Rapporto alla pari

xi-obama

 Di Gabriele Battaglia

Per chiarire a tutti quanto il meeting fosse informale, si sono astenuti dall’indossare una cravatta per ben due giorni.

Barack Obama e Xi Jinping hanno lanciato il “nuovo modello” di relazioni tra le due maggiori potenze mondiali inaugurando l’usanza di incontrarsi di tanto in tanto in luoghi ameni e di scambiarsi idee durante passeggiate nel verde: “Ehi Jinping, che si dice del ciccione nordcoreano? Uh, guarda quello scoiattolo!” – “Te lo raccomando Barack, il fatto è che se gli tagliamo i viveri, quello fa un botto della madonna. Ehi, ma voi come li cucinate gli scoiattoli?”

Obama, che mentre passeggiava ha inavvertitamente “pestato” lo scandalo Prism, ci aveva provato a lungo anche con il predecessore di Xi – Hu Jintao – a stabilire un canale informale. Ma il grigio burocrate dai capelli “asfaltati” e dalla voce atona non si era mai allontanato dalle mille, rassicuranti formalità del rapporto diplomatico. Xi, in questo senso, è un segno della Cina che cambia.

Al di là della rinuncia alla cravatta, in cosa consiste il “nuovo modello” che i media cinesi e Usa vanno sbandierando? Finora appare soprattutto chiaro che cosa non deve essere: guerra.
I due Paesi si sono infatti accordati su un punto: bisogna definitivamente seppellire sotto molteplici metri di terra la tradizione storica in base alla quale, sempre, le tensioni tra la potenza dominante e quella candidata a succederle sono sfociate in un conflitto armato. Onestamente, non è poco.

Ci sono poi altri aspetti che appaiono abbastanza chiari e che ci offrono alcune coordinate per seguire future evoluzioni.
Primo. Sul piano concreto, Pechino e Washington sono d’accordo sulla necessità di fare pressioni su Kim Jong-un (“il ciccione nordcoreano”) e sull’urgenza di combinare qualcosa a proposito del cambiamento climatico. Restano lontane su molti temi, che vanno dagli attacchi informatici (di cui si accusano a vicenda), alla nuova dottrina Usa del “pivot to Asia” (percepita dalla Cina come containement della propria “crescita pacifica”), passando per le tensioni nel mar Cinese Meridionale, la manipolazione (secondo gli americani) della valuta cinese e le dispute commerciali in genere.

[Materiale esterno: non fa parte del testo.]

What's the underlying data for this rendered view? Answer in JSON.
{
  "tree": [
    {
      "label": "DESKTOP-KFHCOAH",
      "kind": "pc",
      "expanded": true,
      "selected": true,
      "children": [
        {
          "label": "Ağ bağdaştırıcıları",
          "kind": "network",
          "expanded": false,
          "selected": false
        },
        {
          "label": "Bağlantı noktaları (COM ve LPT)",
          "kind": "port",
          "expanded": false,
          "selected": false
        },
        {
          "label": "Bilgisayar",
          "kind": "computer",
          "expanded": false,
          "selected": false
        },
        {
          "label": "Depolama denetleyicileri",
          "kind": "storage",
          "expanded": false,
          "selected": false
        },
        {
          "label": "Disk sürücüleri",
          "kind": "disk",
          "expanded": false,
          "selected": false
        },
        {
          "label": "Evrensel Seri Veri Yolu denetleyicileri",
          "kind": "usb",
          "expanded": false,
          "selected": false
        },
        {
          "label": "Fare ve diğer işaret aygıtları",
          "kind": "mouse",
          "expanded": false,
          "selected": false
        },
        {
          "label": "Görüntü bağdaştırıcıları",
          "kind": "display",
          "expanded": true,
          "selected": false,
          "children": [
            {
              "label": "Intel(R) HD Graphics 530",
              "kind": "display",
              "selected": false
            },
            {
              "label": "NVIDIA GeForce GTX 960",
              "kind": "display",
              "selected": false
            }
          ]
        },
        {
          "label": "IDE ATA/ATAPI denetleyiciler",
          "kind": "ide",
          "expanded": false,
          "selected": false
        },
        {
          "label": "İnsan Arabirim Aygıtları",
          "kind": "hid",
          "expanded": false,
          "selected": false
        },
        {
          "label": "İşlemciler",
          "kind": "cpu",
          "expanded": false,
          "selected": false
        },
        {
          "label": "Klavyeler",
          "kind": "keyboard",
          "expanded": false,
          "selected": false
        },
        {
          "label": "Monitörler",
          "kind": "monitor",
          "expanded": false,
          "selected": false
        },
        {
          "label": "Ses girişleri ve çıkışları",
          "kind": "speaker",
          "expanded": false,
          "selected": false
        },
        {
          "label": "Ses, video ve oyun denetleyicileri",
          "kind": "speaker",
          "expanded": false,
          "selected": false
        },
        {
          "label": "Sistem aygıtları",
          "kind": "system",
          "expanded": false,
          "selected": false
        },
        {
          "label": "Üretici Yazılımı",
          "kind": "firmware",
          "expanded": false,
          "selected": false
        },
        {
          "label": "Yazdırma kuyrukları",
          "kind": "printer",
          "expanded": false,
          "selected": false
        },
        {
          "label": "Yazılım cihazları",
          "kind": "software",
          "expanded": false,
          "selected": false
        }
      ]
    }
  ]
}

Secondo. Sul piano formale – e nonostante l’intima convinzione Usa di essere Paese “eletto” chiamato a una missione universale – si riconosce una relazione alla pari.
Qui, a Pechino, cantano vittoria: finalmente la Cina torna dove le compete e conclude la sua lunga marcia durata quasi due secoli, cioè da quando nella guerra dell’Oppio (1839-42) le cannoniere di Sua Maestà le imposero il ruolo umiliante di Paese colonizzato.
Su questo punto bisogna fare molta attenzione: stiamo parlando di un sentimento che va oltre la retorica del “sogno cinese”, nuova parola d’ordine della presidenza di Xi Jinping. Vive nel profondo di ogni suddito del Celeste impero e ispira i comportamenti verso l’altro: verso il laowai, lo straniero.

Ma è davvero così? Il Dragone ha finalmente terminato il suo cammino ed è tornato Zhong Guo, il Paese “che sta al centro”?
No. Almeno secondo chi scrive.
Raccontare i volti di questa Cina sempre incompiuta; dove convivono primo, secondo e terzo mondo; costantemente a cavallo tra missioni su Marte e il medioevo prossimo venturo, sarà il compito di questo blog.